Greater Manchester, the UK’s second biggest economy, sits at the heart of the Northern Powerhouse and is playing a key role in a growing, rebalanced UK economy. Since the Greater Manchester Devolution Agreement was signed in November 2014, the focus has largely been on issues such as transport, employment and skills. Housing and planning issues, fundamental to growth and social wellbeing, have been little mentioned.

Pressure on families

However, Greater Manchester is on the cusp of a housing crisis. A shortfall in the number of new homes built during the last decade, combined with a growing population and rising house prices, have left many local people priced out and unable to buy or rent a property. 34% of young working adults in Greater Manchester cannot afford a home of their own and rents across the region are rising, causing social housing waiting lists to lengthen. There are now more than 80,000 people waiting for social housing in Greater Manchester, yet only 2,000 affordable homes are being built every year.
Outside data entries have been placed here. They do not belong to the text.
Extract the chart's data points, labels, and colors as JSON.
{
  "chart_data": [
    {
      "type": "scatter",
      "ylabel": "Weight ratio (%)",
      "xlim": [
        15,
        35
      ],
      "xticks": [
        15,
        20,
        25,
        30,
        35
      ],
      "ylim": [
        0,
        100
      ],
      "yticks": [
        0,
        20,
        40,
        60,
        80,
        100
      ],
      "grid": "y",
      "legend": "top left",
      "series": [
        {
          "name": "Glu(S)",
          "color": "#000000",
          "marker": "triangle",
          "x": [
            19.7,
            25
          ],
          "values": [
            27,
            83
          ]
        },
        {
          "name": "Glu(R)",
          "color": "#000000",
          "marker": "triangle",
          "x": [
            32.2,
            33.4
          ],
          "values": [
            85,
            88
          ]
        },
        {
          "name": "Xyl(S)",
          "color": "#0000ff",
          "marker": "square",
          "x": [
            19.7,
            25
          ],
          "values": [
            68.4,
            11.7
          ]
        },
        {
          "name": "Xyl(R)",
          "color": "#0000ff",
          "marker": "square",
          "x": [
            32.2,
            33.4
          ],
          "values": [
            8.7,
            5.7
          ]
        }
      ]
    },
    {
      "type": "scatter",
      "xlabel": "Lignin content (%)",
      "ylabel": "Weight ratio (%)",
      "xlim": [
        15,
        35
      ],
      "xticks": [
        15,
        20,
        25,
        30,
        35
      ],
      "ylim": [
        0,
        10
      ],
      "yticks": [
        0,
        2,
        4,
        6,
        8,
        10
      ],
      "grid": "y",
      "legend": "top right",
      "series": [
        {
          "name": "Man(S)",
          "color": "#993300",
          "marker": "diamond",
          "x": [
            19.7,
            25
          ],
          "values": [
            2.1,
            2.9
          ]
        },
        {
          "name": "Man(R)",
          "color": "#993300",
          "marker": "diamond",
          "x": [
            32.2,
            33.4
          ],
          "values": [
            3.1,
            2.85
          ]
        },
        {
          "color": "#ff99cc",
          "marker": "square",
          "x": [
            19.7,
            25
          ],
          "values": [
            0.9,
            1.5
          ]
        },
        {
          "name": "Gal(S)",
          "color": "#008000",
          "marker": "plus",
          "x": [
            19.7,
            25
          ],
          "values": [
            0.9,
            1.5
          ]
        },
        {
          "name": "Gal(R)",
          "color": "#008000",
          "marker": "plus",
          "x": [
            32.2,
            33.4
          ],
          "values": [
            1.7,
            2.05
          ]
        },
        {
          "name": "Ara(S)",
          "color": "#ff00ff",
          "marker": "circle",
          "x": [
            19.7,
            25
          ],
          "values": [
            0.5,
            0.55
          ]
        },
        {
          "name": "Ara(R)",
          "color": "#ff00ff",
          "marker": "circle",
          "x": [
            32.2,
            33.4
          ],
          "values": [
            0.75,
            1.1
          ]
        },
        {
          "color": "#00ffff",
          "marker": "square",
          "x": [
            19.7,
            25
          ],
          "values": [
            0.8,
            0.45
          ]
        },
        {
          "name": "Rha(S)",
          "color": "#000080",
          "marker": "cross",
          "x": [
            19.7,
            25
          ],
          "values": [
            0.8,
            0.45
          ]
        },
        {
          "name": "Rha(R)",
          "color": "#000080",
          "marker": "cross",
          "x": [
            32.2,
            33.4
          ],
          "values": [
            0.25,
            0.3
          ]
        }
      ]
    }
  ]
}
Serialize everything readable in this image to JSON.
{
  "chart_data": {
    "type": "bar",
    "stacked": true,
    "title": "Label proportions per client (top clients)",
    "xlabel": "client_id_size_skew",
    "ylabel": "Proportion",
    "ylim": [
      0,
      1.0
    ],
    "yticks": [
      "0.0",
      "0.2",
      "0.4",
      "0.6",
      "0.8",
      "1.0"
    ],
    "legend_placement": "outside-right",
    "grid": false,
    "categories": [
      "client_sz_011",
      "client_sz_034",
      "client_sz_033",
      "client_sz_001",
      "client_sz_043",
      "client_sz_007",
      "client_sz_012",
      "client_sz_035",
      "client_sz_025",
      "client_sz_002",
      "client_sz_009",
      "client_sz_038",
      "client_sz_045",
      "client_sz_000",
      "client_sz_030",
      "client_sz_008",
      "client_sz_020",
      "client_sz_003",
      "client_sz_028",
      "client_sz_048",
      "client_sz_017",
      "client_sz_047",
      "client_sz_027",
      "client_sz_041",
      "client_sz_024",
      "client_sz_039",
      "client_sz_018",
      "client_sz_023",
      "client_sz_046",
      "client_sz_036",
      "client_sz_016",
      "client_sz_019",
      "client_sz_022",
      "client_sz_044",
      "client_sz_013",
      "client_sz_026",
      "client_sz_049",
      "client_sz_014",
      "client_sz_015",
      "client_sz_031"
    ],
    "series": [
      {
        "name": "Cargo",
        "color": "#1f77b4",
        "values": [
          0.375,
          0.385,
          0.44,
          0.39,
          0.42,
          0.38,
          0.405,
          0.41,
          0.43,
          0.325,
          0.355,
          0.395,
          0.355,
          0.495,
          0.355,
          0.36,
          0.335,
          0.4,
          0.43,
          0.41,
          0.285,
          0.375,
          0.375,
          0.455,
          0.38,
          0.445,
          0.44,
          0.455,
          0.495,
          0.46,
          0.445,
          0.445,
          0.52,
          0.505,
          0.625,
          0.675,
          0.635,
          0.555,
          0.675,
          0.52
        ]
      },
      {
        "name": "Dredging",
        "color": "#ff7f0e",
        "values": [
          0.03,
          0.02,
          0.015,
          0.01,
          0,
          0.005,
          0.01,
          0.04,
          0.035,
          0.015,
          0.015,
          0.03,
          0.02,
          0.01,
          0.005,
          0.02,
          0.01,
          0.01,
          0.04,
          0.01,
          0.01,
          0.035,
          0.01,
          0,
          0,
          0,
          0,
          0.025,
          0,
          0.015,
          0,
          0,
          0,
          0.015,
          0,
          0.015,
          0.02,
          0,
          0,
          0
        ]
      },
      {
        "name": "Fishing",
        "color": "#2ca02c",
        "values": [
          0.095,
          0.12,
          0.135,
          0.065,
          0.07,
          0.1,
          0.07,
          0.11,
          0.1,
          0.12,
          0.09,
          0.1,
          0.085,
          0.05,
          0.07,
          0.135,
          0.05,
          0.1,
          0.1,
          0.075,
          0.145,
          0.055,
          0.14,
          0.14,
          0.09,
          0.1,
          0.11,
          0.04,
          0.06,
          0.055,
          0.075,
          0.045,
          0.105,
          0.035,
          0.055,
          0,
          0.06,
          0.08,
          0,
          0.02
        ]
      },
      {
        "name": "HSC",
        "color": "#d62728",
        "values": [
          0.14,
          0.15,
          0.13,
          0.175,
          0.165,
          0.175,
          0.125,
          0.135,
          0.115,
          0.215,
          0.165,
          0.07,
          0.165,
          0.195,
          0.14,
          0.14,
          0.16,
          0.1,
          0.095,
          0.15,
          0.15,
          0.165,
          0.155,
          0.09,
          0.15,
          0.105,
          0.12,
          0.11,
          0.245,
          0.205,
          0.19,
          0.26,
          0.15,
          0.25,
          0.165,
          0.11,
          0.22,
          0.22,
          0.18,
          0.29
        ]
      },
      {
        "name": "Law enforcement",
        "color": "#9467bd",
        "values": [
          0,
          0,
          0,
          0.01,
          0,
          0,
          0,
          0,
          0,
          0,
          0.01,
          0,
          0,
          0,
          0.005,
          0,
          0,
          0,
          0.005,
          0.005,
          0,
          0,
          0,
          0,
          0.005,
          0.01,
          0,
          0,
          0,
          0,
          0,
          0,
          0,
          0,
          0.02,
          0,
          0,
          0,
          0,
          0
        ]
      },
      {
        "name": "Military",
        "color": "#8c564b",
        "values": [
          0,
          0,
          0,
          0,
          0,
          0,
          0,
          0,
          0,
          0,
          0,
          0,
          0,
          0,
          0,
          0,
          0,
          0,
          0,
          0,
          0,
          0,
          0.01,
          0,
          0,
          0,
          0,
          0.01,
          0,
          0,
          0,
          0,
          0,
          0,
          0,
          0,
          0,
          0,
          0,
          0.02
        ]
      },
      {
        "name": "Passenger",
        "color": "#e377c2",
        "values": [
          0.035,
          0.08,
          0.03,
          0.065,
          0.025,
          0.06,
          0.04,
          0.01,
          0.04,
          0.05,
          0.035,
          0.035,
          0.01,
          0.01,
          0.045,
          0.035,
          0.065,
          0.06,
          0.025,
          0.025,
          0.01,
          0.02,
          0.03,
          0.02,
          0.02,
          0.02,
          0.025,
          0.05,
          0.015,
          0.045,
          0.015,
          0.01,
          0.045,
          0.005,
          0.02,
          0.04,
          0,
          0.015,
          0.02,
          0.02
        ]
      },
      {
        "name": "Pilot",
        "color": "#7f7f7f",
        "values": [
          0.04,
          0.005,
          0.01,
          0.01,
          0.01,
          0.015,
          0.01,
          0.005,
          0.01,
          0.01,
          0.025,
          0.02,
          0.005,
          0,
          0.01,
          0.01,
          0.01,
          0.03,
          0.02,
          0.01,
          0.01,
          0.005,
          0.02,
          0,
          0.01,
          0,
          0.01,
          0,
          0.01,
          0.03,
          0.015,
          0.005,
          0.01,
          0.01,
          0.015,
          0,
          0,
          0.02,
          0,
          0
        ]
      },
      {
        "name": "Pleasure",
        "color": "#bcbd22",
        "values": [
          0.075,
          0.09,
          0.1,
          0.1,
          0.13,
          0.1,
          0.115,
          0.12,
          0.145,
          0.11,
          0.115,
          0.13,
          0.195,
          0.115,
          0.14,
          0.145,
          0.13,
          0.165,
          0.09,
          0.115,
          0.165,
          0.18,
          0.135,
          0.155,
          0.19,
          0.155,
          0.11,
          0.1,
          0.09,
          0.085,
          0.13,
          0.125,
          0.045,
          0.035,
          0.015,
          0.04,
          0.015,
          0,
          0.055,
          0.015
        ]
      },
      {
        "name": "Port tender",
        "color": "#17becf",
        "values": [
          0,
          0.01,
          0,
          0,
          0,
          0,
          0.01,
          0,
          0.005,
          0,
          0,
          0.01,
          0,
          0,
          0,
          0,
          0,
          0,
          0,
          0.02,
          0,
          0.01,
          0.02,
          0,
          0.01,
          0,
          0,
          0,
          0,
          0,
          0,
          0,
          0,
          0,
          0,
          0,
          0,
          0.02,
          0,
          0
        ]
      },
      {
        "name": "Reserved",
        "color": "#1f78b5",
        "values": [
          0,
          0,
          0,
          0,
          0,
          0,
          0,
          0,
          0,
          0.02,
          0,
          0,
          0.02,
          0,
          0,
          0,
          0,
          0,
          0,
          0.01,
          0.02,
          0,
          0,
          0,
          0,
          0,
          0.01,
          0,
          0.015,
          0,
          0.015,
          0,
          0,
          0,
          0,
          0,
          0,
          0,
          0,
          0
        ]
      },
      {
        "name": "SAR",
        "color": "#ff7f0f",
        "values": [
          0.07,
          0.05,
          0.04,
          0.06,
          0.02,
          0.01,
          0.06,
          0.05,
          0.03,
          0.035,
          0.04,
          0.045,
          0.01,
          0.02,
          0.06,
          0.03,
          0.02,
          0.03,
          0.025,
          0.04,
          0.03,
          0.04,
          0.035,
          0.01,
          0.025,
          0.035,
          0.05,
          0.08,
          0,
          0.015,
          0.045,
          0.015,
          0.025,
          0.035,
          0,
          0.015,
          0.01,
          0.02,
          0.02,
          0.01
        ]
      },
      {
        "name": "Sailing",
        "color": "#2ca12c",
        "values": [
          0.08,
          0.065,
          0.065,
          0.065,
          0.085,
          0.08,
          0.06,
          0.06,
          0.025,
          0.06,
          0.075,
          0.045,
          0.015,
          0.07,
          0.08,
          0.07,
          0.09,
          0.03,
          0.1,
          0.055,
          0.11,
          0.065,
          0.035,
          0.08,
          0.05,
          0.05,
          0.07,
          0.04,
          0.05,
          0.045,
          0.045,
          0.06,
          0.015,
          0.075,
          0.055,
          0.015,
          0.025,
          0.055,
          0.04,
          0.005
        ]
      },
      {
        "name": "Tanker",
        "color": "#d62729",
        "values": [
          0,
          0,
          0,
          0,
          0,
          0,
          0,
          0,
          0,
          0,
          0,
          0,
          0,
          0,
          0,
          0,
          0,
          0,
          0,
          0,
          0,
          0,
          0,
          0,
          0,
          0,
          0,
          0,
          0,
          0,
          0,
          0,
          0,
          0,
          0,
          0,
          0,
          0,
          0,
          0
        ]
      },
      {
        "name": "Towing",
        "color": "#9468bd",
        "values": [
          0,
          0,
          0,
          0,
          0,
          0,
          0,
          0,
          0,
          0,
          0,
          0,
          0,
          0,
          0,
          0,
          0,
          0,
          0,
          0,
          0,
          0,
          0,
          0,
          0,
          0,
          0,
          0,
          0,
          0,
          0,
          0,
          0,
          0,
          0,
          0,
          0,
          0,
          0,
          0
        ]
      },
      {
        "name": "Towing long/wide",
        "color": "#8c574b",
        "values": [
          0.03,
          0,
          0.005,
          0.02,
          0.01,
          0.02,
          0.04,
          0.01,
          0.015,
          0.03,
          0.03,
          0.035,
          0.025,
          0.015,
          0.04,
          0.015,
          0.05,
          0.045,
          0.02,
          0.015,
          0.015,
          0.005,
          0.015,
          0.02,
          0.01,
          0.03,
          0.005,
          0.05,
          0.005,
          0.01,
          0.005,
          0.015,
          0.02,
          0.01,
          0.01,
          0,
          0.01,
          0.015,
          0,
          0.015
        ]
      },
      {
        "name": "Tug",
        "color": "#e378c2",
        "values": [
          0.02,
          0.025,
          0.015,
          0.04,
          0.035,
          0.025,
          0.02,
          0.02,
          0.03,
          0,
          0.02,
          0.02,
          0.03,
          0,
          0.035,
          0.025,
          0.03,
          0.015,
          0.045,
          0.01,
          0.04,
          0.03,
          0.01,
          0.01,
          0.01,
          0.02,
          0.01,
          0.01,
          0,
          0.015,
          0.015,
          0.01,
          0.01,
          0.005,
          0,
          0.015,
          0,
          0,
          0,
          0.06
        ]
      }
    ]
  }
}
A threat to local economies

The results don't just affect individual families. A shortage of the right homes, in the right places and the right price impacts the wider economy. In Greater Manchester, there were 28,000 fewer homes built in the last decade than were originally planned for and just 4,160 homes were completed in 2013/14, down from 5,350 in 2012/13. Construction of these additional 28,000 homes over the last ten years would have helped to employ over 120,000 people, support 1,120 apprenticeships, graduates and trainees and generate over £280m in tax revenues. Greater Manchester is set to create over 260,000 new jobs by 2031, but economic growth is under threat if not enough homes are available for the people who fill these jobs.

What needs to happen?

Greater Manchester is making good progress on bringing forward development of houses on currently derelict sites through the new Greater Manchester Housing Fund. However, we also need to look at identifying land for housing across the region to deliver good quality homes where people live. The Greater Manchester Spatial Framework represents a once in a generation opportunity to get this right and prevent a full-blown, London-style housing crisis in Greater Manchester.